Philip Hensher

Now universally acknowledged

Jane’s Fame: How Jane Austen Conquered the World, by Claire Harman

issue 04 April 2009

Jane’s Fame: How Jane Austen Conquered the World, by Claire Harman

What does Mr Darcy look like? Anyone who has read Pride and Prejudice will be able to give an answer. I believe that he is tall, square-jawed, beetle-browed, slightly weather-beaten and dark-haired. Is any of that at all controversial? But on returning to the novel, we find a strange thing. The one feature in that list which I would have thought beyond dispute is that he has dark hair. This, however, is what Jane Austen has to say about his personal appearance. On his first entry, he is said to have

a fine, tall person, handsome features, noble mien …The gentlemen pronounced him to be a fine figure of a man, the ladies declared he was much handsomer than Mr Bingley.
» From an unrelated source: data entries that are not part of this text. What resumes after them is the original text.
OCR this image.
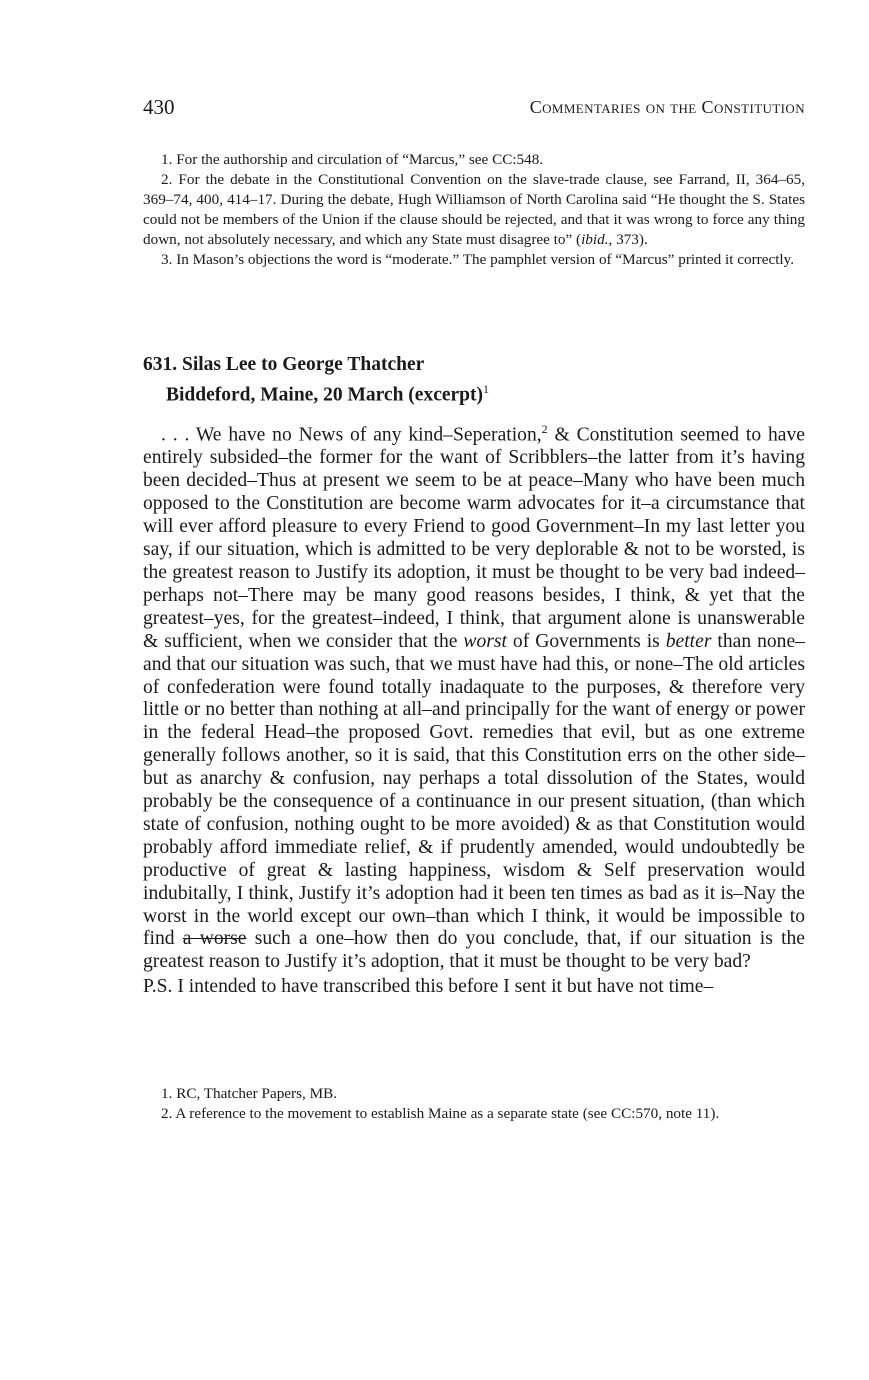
430	Commentaries on the Constitution

1. For the authorship and circulation of “Marcus,” see CC:548.

2. For the debate in the Constitutional Convention on the slave-trade clause, see Farrand, II, 364–65, 369–74, 400, 414–17. During the debate, Hugh Williamson of North Carolina said “He thought the S. States could not be members of the Union if the clause should be rejected, and that it was wrong to force any thing down, not absolutely necessary, and which any State must disagree to” (ibid., 373).

3. In Mason’s objections the word is “moderate.” The pamphlet version of “Marcus” printed it correctly.

631. Silas Lee to George Thatcher
Biddeford, Maine, 20 March (excerpt)$^1$

. . . We have no News of any kind–Seperation,$^2$ & Constitution seemed to have entirely subsided–the former for the want of Scribblers–the latter from it’s having been decided–Thus at present we seem to be at peace–Many who have been much opposed to the Constitution are become warm advocates for it–a circumstance that will ever afford pleasure to every Friend to good Government–In my last letter you say, if our situation, which is admitted to be very deplorable & not to be worsted, is the greatest reason to Justify its adoption, it must be thought to be very bad indeed–perhaps not–There may be many good reasons besides, I think, & yet that the greatest–yes, for the greatest–indeed, I think, that argument alone is unanswerable & sufficient, when we consider that the worst of Governments is better than none–and that our situation was such, that we must have had this, or none–The old articles of confederation were found totally inadaquate to the purposes, & therefore very little or no better than nothing at all–and principally for the want of energy or power in the federal Head–the proposed Govt. remedies that evil, but as one extreme generally follows another, so it is said, that this Constitution errs on the other side–but as anarchy & confusion, nay perhaps a total dissolution of the States, would probably be the consequence of a continuance in our present situation, (than which state of confusion, nothing ought to be more avoided) & as that Constitution would probably afford immediate relief, & if prudently amended, would undoubtedly be productive of great & lasting happiness, wisdom & Self preservation would indubitally, I think, Justify it’s adoption had it been ten times as bad as it is–Nay the worst in the world except our own–than which I think, it would be impossible to find a worse such a one–how then do you conclude, that, if our situation is the greatest reason to Justify it’s adoption, that it must be thought to be very bad?

P.S. I intended to have transcribed this before I sent it but have not time–

1. RC, Thatcher Papers, MB.

2. A reference to the movement to establish Maine as a separate state (see CC:570, note 11).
A little later, Elizabeth says that ‘he has a very satirical eye’. When he and Wickham meet again unexpectedly, Austen comments that ‘both changed colour, one looked white, the other red’. Towards the end of the novel, Kitty calls him ‘that tall, proud man’. And that is pretty well about it. Austen very rarely gives anything approaching a personal description of a character, and loses almost nothing by her decorous omission. Darcy might perfectly well be ginger; and yet not one reader in ten thousand by now believes him to be anything but black-haired.

The accretions, sediment and barnacles which have attached themselves to these six great novels in the past 200-odd years are Claire Harman’s subject. Jane Austen’s celebrity was not a completely posthumous phenomenon. Cognoscenti recognised her subtlety and, above all, her naturalness during her lifetime. If there is sometimes an aspect of literary perverseness in the way her contemporaries admired her, the Prince Regent’s enjoyment was clearly sincere, commanding her to dedicate Emma to him.

But after Austen’s early death in 1817, her books maintained only a thin presence in the culture for some decades.